Thanks for any input.

2wks on average

Is that the turnaround time, or the time it actually takes to do the test? Again, I'm not asking what the average turnaround time is. I am asking if they were working only on my sample and had it in hand, how long the actual testing process takes from set up to getting results. 24 hours? 48 hours?

I think only Optigen can answer that question. Why don't you email or call them?

To my knowledge, electrophoresis is used. A sample is put in a gel and a low current is applied to the gel. The markers for the genes migrate through the gel and when complete they are read. The time it takes for total migration of the sample through the gel depends on the labs protocols. More than likely a few days but the range could be one day to a week.

Thank you for the information.
~Karlene

I took 2 females right to Optigen after the vet saw them at Cornell and drew the blood we took it over to the optigen building where they do the testing dropped it off had my results in a little over 48 hours by email that was the fastest ever for me. But Dr.Riess did the eye exams first and then drew the blood to be dropped off. No long lines while I was there and they said blood on the way from a clinic lab specialty and they would pick up To Funny felt like in a grocery store after a snow storm!
She said take at least 48 hours after they start on each individual test!

The DNA needs to be isolated from the blood and then run on a gel against the known markers via electrophoresis. All these procedures take 2 - 3 days (I used to denature DNA and run 2 - 10 gels per week at work). :)

Sorry not to respond earlier to a question in my area of expertise - I've been whelping a litter.

In order to do any kind of DNA analysis you have to have a marker, a place that differs in the DNA. Currently there are three types of markers commonly in use. These are restriction polymorphisms, PCR polymorphisms, or single nucleotide polymorphisms. I don't know which type they are using for the Optigen test. If it is a restriction site, they need to digest the DNA with an enzyme and then run it on a gel using electrophoresis as Sharon said.
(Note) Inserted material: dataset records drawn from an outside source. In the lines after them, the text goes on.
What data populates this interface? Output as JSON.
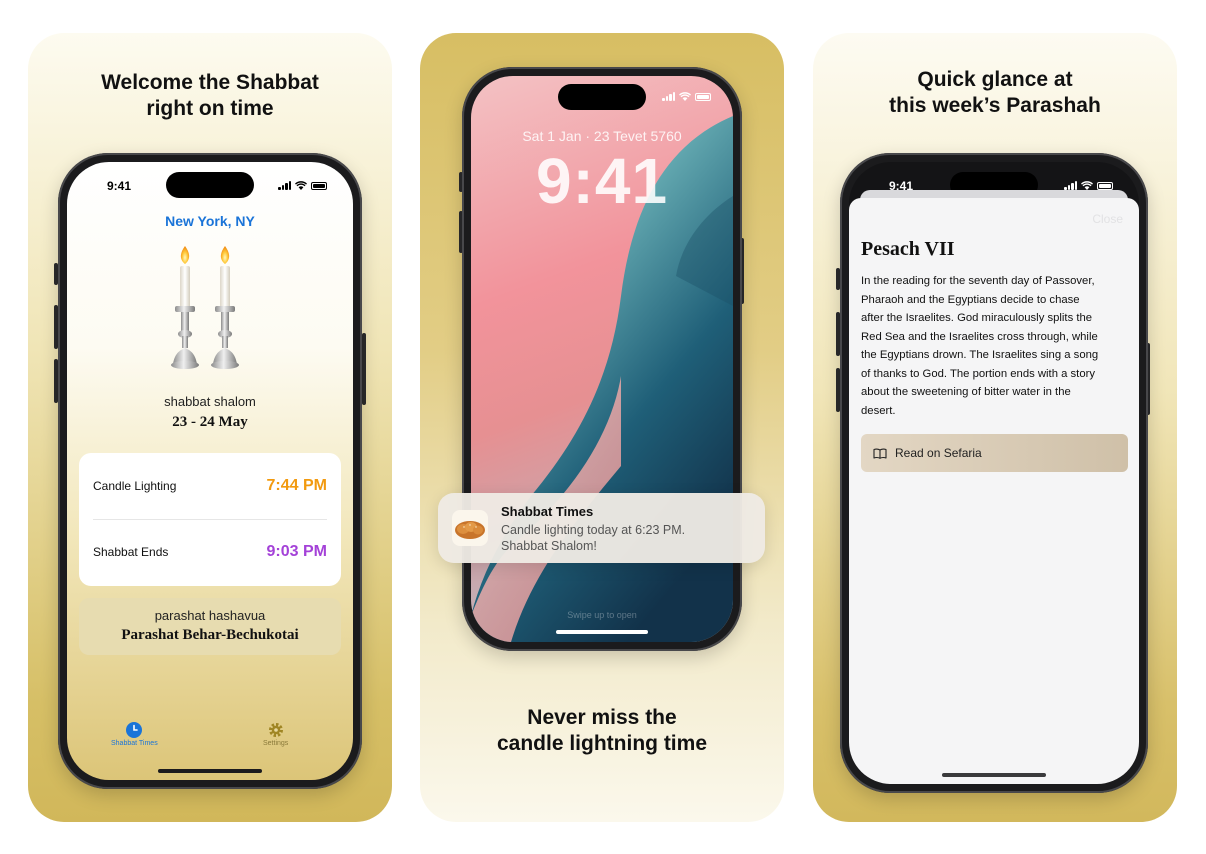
{
  "panel1": {
    "headline": [
      "Welcome the Shabbat",
      "right on time"
    ],
    "status_time": "9:41",
    "location": "New York, NY",
    "greeting": "shabbat shalom",
    "date_range": "23 - 24 May",
    "times": [
      {
        "label": "Candle Lighting",
        "value": "7:44 PM",
        "color": "#f29a0f"
      },
      {
        "label": "Shabbat Ends",
        "value": "9:03 PM",
        "color": "#a442d8"
      }
    ],
    "parasha_kicker": "parashat hashavua",
    "parasha_name": "Parashat Behar-Bechukotai",
    "tabs": [
      {
        "label": "Shabbat Times",
        "icon": "clock-icon",
        "active": true
      },
      {
        "label": "Settings",
        "icon": "gear-icon",
        "active": false
      }
    ]
  },
  "panel2": {
    "lock_date": "Sat 1 Jan · 23 Tevet 5760",
    "lock_time": "9:41",
    "notification": {
      "app": "Shabbat Times",
      "body": [
        "Candle lighting today at 6:23 PM.",
        "Shabbat Shalom!"
      ],
      "icon": "challah-icon"
    },
    "swipe_hint": "Swipe up to open",
    "headline": [
      "Never miss the",
      "candle lightning time"
    ]
  },
  "panel3": {
    "headline": [
      "Quick glance at",
      "this week’s Parashah"
    ],
    "status_time": "9:41",
    "close_label": "Close",
    "portion_title": "Pesach VII",
    "portion_text": [
      "In the reading for the seventh day of Passover,",
      "Pharaoh and the Egyptians decide to chase",
      "after the Israelites. God miraculously splits the",
      "Red Sea and the Israelites cross through, while",
      "the Egyptians drown. The Israelites sing a song",
      "of thanks to God. The portion ends with a story",
      "about the sweetening of bitter water in the",
      "desert."
    ],
    "read_button": "Read on Sefaria",
    "read_icon": "book-icon"
  }
}
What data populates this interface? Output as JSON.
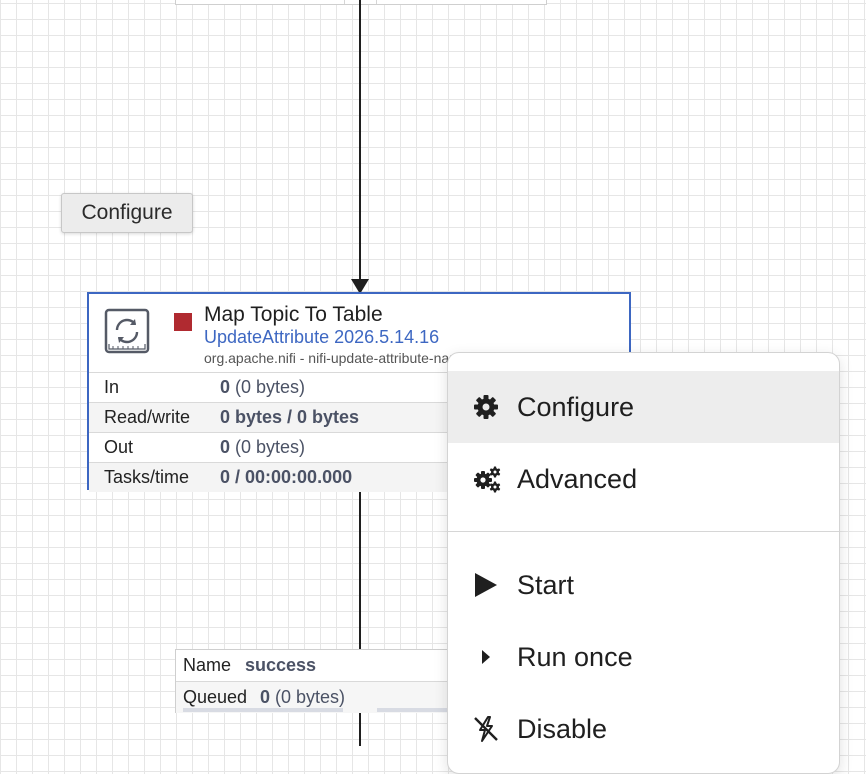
{
  "tooltip": {
    "text": "Configure"
  },
  "processor": {
    "name": "Map Topic To Table",
    "type": "UpdateAttribute 2026.5.14.16",
    "bundle": "org.apache.nifi - nifi-update-attribute-nar",
    "state": "stopped",
    "state_color": "#b02a30",
    "border_color": "#3d67c2",
    "icon": "processor-icon",
    "stats": [
      {
        "label": "In",
        "value_bold": "0",
        "value_rest": " (0 bytes)"
      },
      {
        "label": "Read/write",
        "value_bold": "0 bytes / 0 bytes",
        "value_rest": ""
      },
      {
        "label": "Out",
        "value_bold": "0",
        "value_rest": " (0 bytes)"
      },
      {
        "label": "Tasks/time",
        "value_bold": "0 / 00:00:00.000",
        "value_rest": ""
      }
    ]
  },
  "connection": {
    "name_label": "Name",
    "name_value": "success",
    "queued_label": "Queued",
    "queued_count": "0",
    "queued_size": " (0 bytes)"
  },
  "context_menu": {
    "items": [
      {
        "label": "Configure",
        "icon": "gear-icon"
      },
      {
        "label": "Advanced",
        "icon": "gears-icon"
      },
      {
        "label": "Start",
        "icon": "play-icon"
      },
      {
        "label": "Run once",
        "icon": "caret-right-icon"
      },
      {
        "label": "Disable",
        "icon": "flash-off-icon"
      }
    ]
  }
}
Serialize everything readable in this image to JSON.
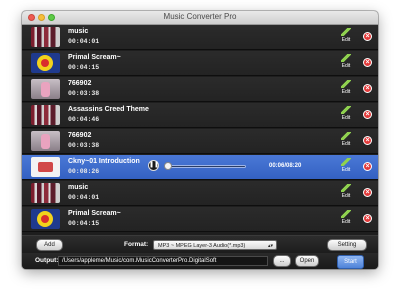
{
  "window": {
    "title": "Music Converter Pro"
  },
  "rows": [
    {
      "name": "music",
      "duration": "00:04:01",
      "thumb": "bars",
      "selected": false
    },
    {
      "name": "Primal Scream~",
      "duration": "00:04:15",
      "thumb": "blue",
      "selected": false
    },
    {
      "name": "766902",
      "duration": "00:03:38",
      "thumb": "pink",
      "selected": false
    },
    {
      "name": "Assassins Creed Theme",
      "duration": "00:04:46",
      "thumb": "bars",
      "selected": false
    },
    {
      "name": "766902",
      "duration": "00:03:38",
      "thumb": "pink",
      "selected": false
    },
    {
      "name": "Ckny~01 Introduction",
      "duration": "00:08:26",
      "thumb": "white",
      "selected": true
    },
    {
      "name": "music",
      "duration": "00:04:01",
      "thumb": "bars",
      "selected": false
    },
    {
      "name": "Primal Scream~",
      "duration": "00:04:15",
      "thumb": "blue",
      "selected": false
    }
  ],
  "row_actions": {
    "edit_label": "Edit",
    "delete_glyph": "×"
  },
  "player": {
    "time": "00:06/08:20",
    "play_glyph": "❚❚",
    "progress": 0.02
  },
  "toolbar": {
    "add_label": "Add",
    "format_label": "Format:",
    "format_value": "MP3 ~ MPEG Layer-3 Audio(*.mp3)",
    "setting_label": "Setting"
  },
  "output": {
    "label": "Output:",
    "path": "/Users/appleme/Music/com.MusicConverterPro.DigitalSoft",
    "browse_label": "...",
    "open_label": "Open",
    "start_label": "Start"
  }
}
One version of the gene has the site and the other doesn't, so the DNA fragments are different lengths, which the gel separates. These procedures would take less than three hours. My students do that in a three hour lab. However, the Optigen test uses a blood sample, so it would have to be purified before that, as hemoglobin inhibits the enzymes.
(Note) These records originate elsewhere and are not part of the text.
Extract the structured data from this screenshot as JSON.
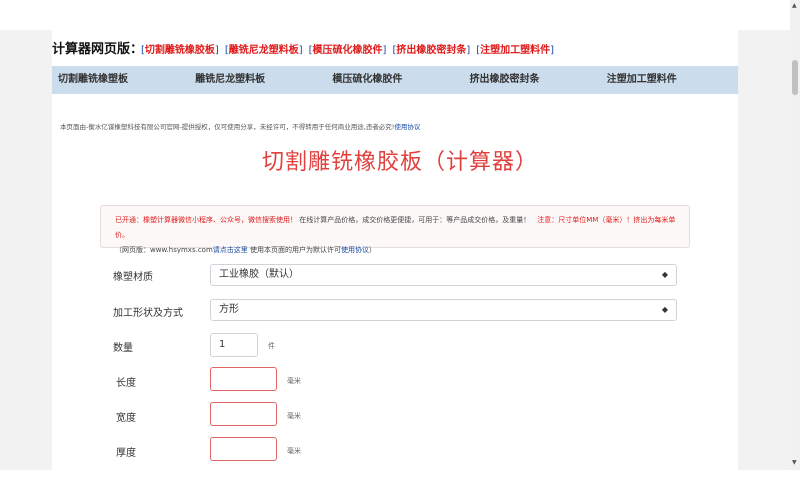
{
  "header": {
    "title": "计算器网页版：",
    "links": [
      "切割雕铣橡胶板",
      "雕铣尼龙塑料板",
      "模压硫化橡胶件",
      "挤出橡胶密封条",
      "注塑加工塑料件"
    ]
  },
  "nav": {
    "items": [
      "切割雕铣橡塑板",
      "雕铣尼龙塑料板",
      "模压硫化橡胶件",
      "挤出橡胶密封条",
      "注塑加工塑料件"
    ]
  },
  "notice": {
    "text": "本页面由-衡水亿谋橡塑科技有限公司官网-提供授权，仅可使用分享，未经许可，不得转用于任何商业用途,违者必究!",
    "link": "使用协议"
  },
  "page_title": "切割雕铣橡胶板（计算器）",
  "info": {
    "red1": "已开通：橡塑计算器微信小程序、公众号，微信搜索使用！",
    "text1": "在线计算产品价格，成交价格更便捷，可用于：等产品成交价格，及重量！",
    "red2": "注意：尺寸单位MM（毫米）！挤出为每米单价。",
    "text2": "（网页版：www.hsymxs.com",
    "link1": "请点击这里",
    "text3": "使用本页面的用户为默认许可",
    "link2": "使用协议",
    "text4": "）"
  },
  "form": {
    "material_label": "橡塑材质",
    "material_value": "工业橡胶（默认）",
    "shape_label": "加工形状及方式",
    "shape_value": "方形",
    "qty_label": "数量",
    "qty_value": "1",
    "qty_unit": "件",
    "length_label": "长度",
    "width_label": "宽度",
    "thickness_label": "厚度",
    "mm_unit": "毫米"
  }
}
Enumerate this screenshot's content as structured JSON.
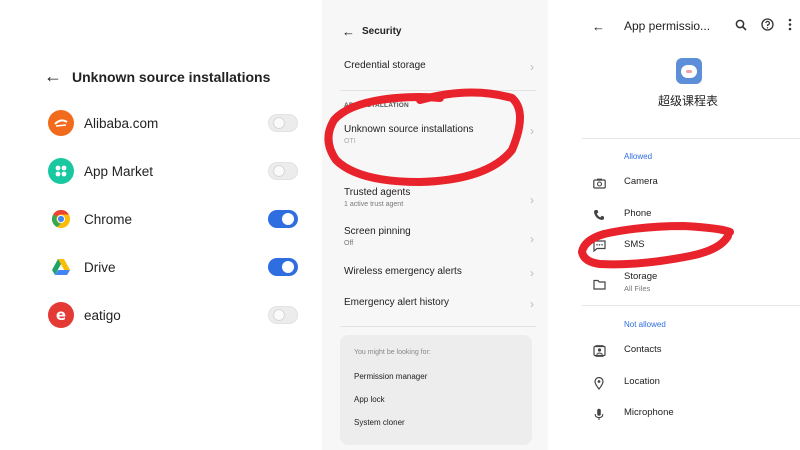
{
  "panel1": {
    "title": "Unknown source installations",
    "apps": [
      {
        "name": "Alibaba.com",
        "enabled": false,
        "icon": "alibaba-icon",
        "color": "#f26a1b"
      },
      {
        "name": "App Market",
        "enabled": false,
        "icon": "app-market-icon",
        "color": "#19c8a0"
      },
      {
        "name": "Chrome",
        "enabled": true,
        "icon": "chrome-icon",
        "color": "#4285f4"
      },
      {
        "name": "Drive",
        "enabled": true,
        "icon": "drive-icon",
        "color": "#1fa463"
      },
      {
        "name": "eatigo",
        "enabled": false,
        "icon": "eatigo-icon",
        "color": "#e53935"
      }
    ]
  },
  "panel2": {
    "title": "Security",
    "credential_storage": "Credential storage",
    "section_app_installation": "APP INSTALLATION",
    "unknown_sources": "Unknown source installations",
    "partial_label": "OTI",
    "trusted_agents": "Trusted agents",
    "trusted_agents_sub": "1 active trust agent",
    "screen_pinning": "Screen pinning",
    "screen_pinning_sub": "Off",
    "wireless_alerts": "Wireless emergency alerts",
    "emergency_history": "Emergency alert history",
    "suggest_head": "You might be looking for:",
    "suggestions": [
      "Permission manager",
      "App lock",
      "System cloner"
    ]
  },
  "panel3": {
    "title": "App permissio...",
    "app_name": "超级课程表",
    "allowed_label": "Allowed",
    "not_allowed_label": "Not allowed",
    "allowed": [
      {
        "name": "Camera",
        "sub": "",
        "icon": "camera-icon"
      },
      {
        "name": "Phone",
        "sub": "",
        "icon": "phone-icon"
      },
      {
        "name": "SMS",
        "sub": "",
        "icon": "sms-icon"
      },
      {
        "name": "Storage",
        "sub": "All Files",
        "icon": "folder-icon"
      }
    ],
    "not_allowed": [
      {
        "name": "Contacts",
        "icon": "contacts-icon"
      },
      {
        "name": "Location",
        "icon": "location-icon"
      },
      {
        "name": "Microphone",
        "icon": "microphone-icon"
      }
    ]
  },
  "colors": {
    "accent": "#2f6ee0",
    "annotation": "#e8232b"
  }
}
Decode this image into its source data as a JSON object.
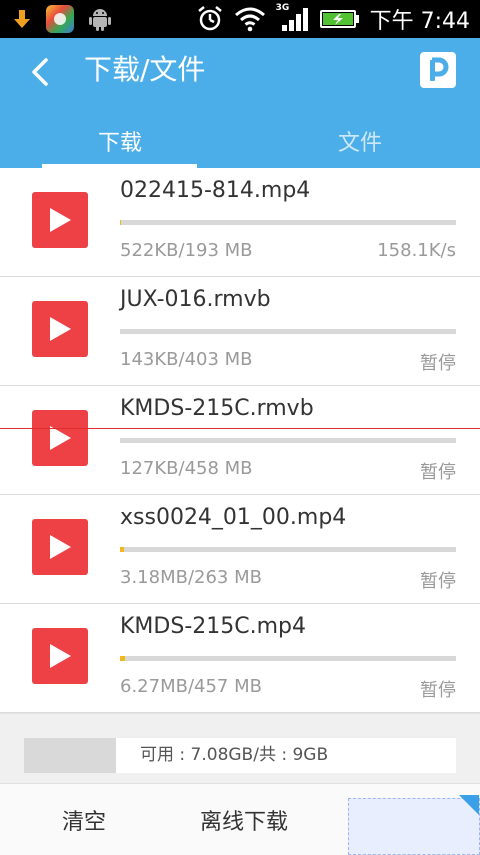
{
  "status_bar": {
    "time": "下午 7:44",
    "network_label": "3G",
    "icons": [
      "download-notification-icon",
      "app-icon",
      "android-icon",
      "alarm-icon",
      "wifi-icon",
      "signal-icon",
      "battery-charging-icon"
    ]
  },
  "header": {
    "title": "下载/文件",
    "back_icon": "back-arrow-icon",
    "badge_icon": "p-logo-icon",
    "background_color": "#4baee9"
  },
  "tabs": [
    {
      "label": "下载",
      "active": true
    },
    {
      "label": "文件",
      "active": false
    }
  ],
  "downloads": [
    {
      "name": "022415-814.mp4",
      "size": "522KB/193 MB",
      "status": "158.1K/s",
      "progress": 0.003
    },
    {
      "name": "JUX-016.rmvb",
      "size": "143KB/403 MB",
      "status": "暂停",
      "progress": 0.0004
    },
    {
      "name": "KMDS-215C.rmvb",
      "size": "127KB/458 MB",
      "status": "暂停",
      "progress": 0.0003
    },
    {
      "name": "xss0024_01_00.mp4",
      "size": "3.18MB/263 MB",
      "status": "暂停",
      "progress": 0.012
    },
    {
      "name": "KMDS-215C.mp4",
      "size": "6.27MB/457 MB",
      "status": "暂停",
      "progress": 0.014
    }
  ],
  "storage": {
    "text": "可用 : 7.08GB/共 : 9GB"
  },
  "bottom_bar": {
    "clear_label": "清空",
    "offline_label": "离线下载"
  },
  "colors": {
    "accent": "#4baee9",
    "play_button": "#ed4146",
    "progress": "#f0b81a"
  }
}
If they are using PCR (polymerase chain reaction) it might take longer. For such a test they would have to take the treated DNA and add it to a mixture containing an enzyme that makes DNA plus little pieces of DNA called primers. The DNA-making enzyme (called Taq polymerase) can't start from scratch- it has to have something to add onto, so by using the right primers, you can get the exact part of the DNA that you want to be made. PCR uses two primers, bracketing the piece of DNA to be tested. The mixture is put into a machine that cycles through several temperatures that allow the enzyme to replicate the DNA over and over. You have to use a piece of DNA that differs in length in different subjects (for the Optigen test, the PCR gene would be linked to a marker of one length and the normal gene to a different length) and separate the replicated pieces on a gel. The person who thought this system up got a Nobel prize for it! My students do this, too, using their own DNA. It takes about an hour to get DNA from a check swab and only 30 minutes or so to set the PCR up for these inexperienced users, but the replication can take several hours and then you still have to run it on the gel. We usually let the PCR run overnight and do the electrophoresis in the next lab period.
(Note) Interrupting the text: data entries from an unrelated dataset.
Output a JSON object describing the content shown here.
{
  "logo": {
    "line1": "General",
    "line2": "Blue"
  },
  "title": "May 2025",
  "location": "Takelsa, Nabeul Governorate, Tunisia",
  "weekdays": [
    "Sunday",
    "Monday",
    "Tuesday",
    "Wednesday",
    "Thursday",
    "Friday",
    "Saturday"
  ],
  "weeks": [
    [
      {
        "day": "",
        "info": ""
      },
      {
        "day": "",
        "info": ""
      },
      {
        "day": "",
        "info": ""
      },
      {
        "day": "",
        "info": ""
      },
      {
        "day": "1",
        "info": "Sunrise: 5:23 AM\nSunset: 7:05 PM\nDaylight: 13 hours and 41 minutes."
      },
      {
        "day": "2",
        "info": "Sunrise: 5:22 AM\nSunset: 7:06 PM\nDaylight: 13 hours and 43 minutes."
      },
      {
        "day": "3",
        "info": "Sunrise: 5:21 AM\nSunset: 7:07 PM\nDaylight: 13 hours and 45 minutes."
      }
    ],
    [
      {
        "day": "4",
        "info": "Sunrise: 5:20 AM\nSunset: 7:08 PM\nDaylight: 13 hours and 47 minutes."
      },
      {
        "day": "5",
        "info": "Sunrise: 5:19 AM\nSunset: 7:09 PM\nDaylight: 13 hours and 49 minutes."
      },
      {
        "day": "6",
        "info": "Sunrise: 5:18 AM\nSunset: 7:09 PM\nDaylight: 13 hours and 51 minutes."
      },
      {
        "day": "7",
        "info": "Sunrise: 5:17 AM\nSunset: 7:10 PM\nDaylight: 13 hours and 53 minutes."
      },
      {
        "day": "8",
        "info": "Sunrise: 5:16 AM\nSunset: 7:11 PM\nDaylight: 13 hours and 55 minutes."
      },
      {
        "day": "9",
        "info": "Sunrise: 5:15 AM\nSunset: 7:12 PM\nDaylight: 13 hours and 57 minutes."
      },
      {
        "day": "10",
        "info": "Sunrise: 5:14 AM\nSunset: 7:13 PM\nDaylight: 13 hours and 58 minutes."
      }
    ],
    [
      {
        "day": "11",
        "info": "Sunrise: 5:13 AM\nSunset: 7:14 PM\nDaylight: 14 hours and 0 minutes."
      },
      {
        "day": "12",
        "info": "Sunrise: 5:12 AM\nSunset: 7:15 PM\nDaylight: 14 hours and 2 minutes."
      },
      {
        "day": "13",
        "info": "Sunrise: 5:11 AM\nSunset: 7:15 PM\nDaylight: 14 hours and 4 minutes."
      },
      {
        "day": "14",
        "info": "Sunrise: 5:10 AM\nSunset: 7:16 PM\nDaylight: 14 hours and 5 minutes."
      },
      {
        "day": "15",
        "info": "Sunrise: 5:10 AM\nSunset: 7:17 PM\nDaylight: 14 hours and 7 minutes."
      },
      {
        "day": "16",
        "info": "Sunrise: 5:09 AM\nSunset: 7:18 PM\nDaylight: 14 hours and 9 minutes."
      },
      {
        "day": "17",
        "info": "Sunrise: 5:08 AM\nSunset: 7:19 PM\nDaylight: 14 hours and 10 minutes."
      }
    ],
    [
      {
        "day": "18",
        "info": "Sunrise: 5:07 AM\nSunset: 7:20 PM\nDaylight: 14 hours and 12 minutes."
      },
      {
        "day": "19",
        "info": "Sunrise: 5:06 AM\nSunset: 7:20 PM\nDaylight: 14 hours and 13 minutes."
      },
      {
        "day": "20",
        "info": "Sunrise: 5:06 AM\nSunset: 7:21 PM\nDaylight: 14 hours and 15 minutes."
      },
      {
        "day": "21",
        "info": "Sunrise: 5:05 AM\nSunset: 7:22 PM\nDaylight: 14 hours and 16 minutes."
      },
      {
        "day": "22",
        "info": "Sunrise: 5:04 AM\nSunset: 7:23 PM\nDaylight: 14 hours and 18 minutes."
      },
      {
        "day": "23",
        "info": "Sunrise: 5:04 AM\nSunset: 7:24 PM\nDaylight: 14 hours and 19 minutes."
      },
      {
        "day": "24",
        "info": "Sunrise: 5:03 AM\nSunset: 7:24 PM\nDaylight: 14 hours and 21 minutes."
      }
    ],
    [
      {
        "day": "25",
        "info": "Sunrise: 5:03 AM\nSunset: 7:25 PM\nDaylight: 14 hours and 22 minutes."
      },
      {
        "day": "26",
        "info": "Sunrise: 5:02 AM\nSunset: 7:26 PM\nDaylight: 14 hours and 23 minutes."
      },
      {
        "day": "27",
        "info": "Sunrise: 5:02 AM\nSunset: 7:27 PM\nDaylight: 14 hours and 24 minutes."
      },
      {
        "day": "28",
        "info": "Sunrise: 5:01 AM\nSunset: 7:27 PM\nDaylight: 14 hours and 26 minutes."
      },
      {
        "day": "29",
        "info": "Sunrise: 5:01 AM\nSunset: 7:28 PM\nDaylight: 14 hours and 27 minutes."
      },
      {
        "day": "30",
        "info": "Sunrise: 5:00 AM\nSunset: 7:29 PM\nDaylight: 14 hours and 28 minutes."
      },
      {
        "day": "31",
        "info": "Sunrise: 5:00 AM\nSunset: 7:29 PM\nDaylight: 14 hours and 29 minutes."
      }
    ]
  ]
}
If they are using a single nucleotide polymorphism, they have to actually sequence the DNA. This would require extensive purification of the DNA, a procedure similar to PCR except that you use one primer instead of two, plus fluorescent chemicals that are attached to the last subunit of DNA to be added to the chain. The DNA is electrophoresed in a very expensive machine that detects fluorescent markers on those last nucleotides and constructs the sequence from them. This would probably be an overnight thing. Obviously I'm way oversimplifying here. This procedure can be tricky.

Two days sounds reasonable for the minimum amount of time to do the entire procedure, possibly longer if they are doing sequencing.